I would like to know about the standard of original compositions required.......Moreover I also like to know if they have to be for orchestra or I could also submit solo piano pieces and still stand a chance to get into the programme.........I've done Grade 8 Theory ABRSM and would like to pursue a Bachelor's degree in composition that also involves composition for screen ie. ads, short films etc

I'm an international applicant.....Do they offer scholarships to study as I am not financially secure....


----------



## Novelette (Dec 12, 2012)

Forgive me, but wouldn't it be a surer method to direct these questions to the Royal College of Music itself?


----------



## oogabooha (Nov 22, 2011)

You'd be better off asking these questions directly yourself, but I'll try to answer them. I'm a young composer who is currently in the process of auditioning at various colleges/conservatories, so I've already been past the pre-screening process. I'm not familiar with the Royal College of Music, but generally institutions want:

3-5 scores of yours. They want a variety of instrumentation (for example; 11-piece ensemble, solo piano, viola and electronics, trumpet duet were all examples of things i sent)

It is important that you use a program like Sibelius or Finale and _clean up_ the scores. they need to be presentable! Be sure to take them to some copy+print center after you print them out and get them bound with double-sided pages; it looks good and organized.

They also would like if you submit a CD of recordings of the works. Most places accept MIDI recordings (or no recordings at all), but it always looks good if you have your own recordings. If you need help with audio production or tips on what programs/microphones/setups are good just hit me up with a PM, because I produce and record my own recordings.

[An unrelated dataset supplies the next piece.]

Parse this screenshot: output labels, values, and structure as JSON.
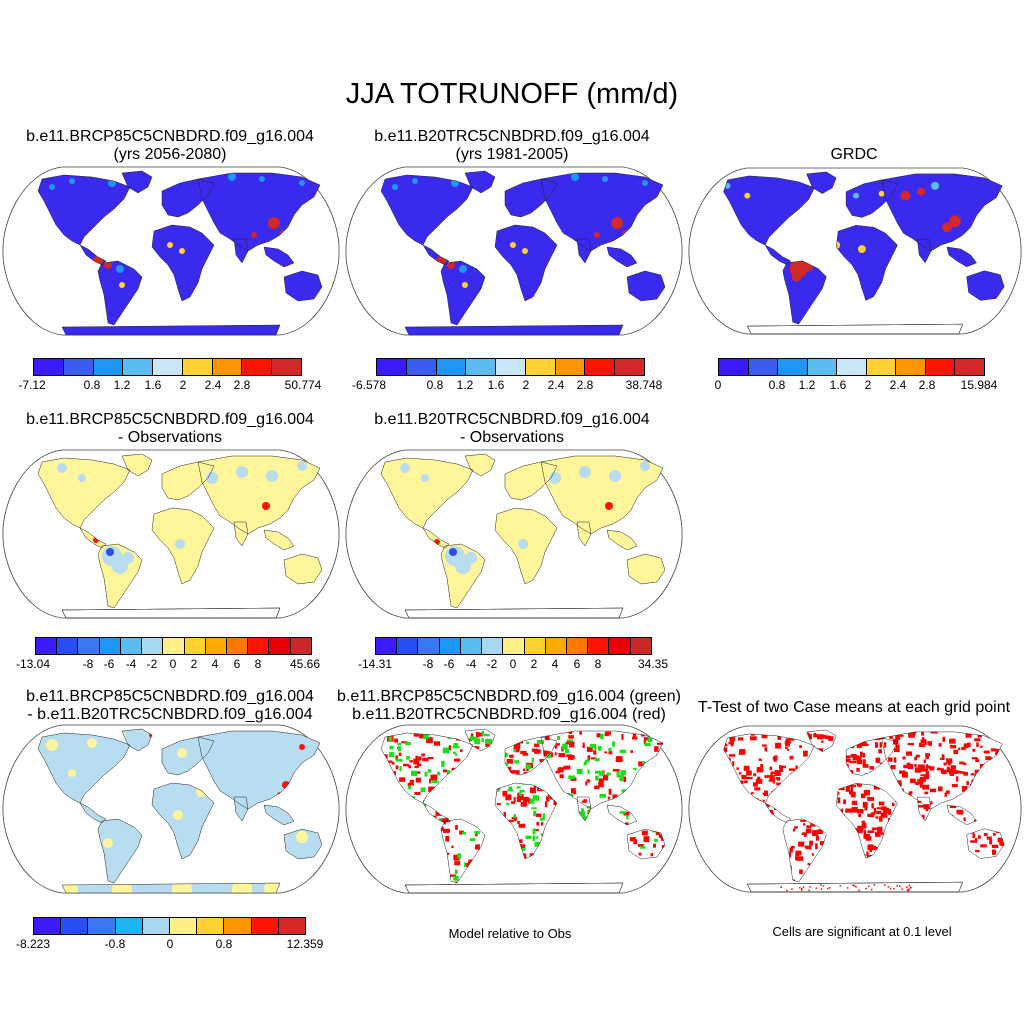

Also try to submit a resume saying what instruments you play, what you aim to accomplish, any notable achievements, private teachers, ensembles you've participated in, commissions, _etc._

*Most importantly, be yourself.* For me it's been useful (on my anxiety and on my auditions) to remind yourself that you ARE going to be studying with the composition professor that you're talking to (or at least get to know them if you'll be studying with other faculty). They're there to help you and guide you to reach the core of your potential, so it's essential to be yourself and let conversation flow. You know your music and what you want to do, so show them that.


----------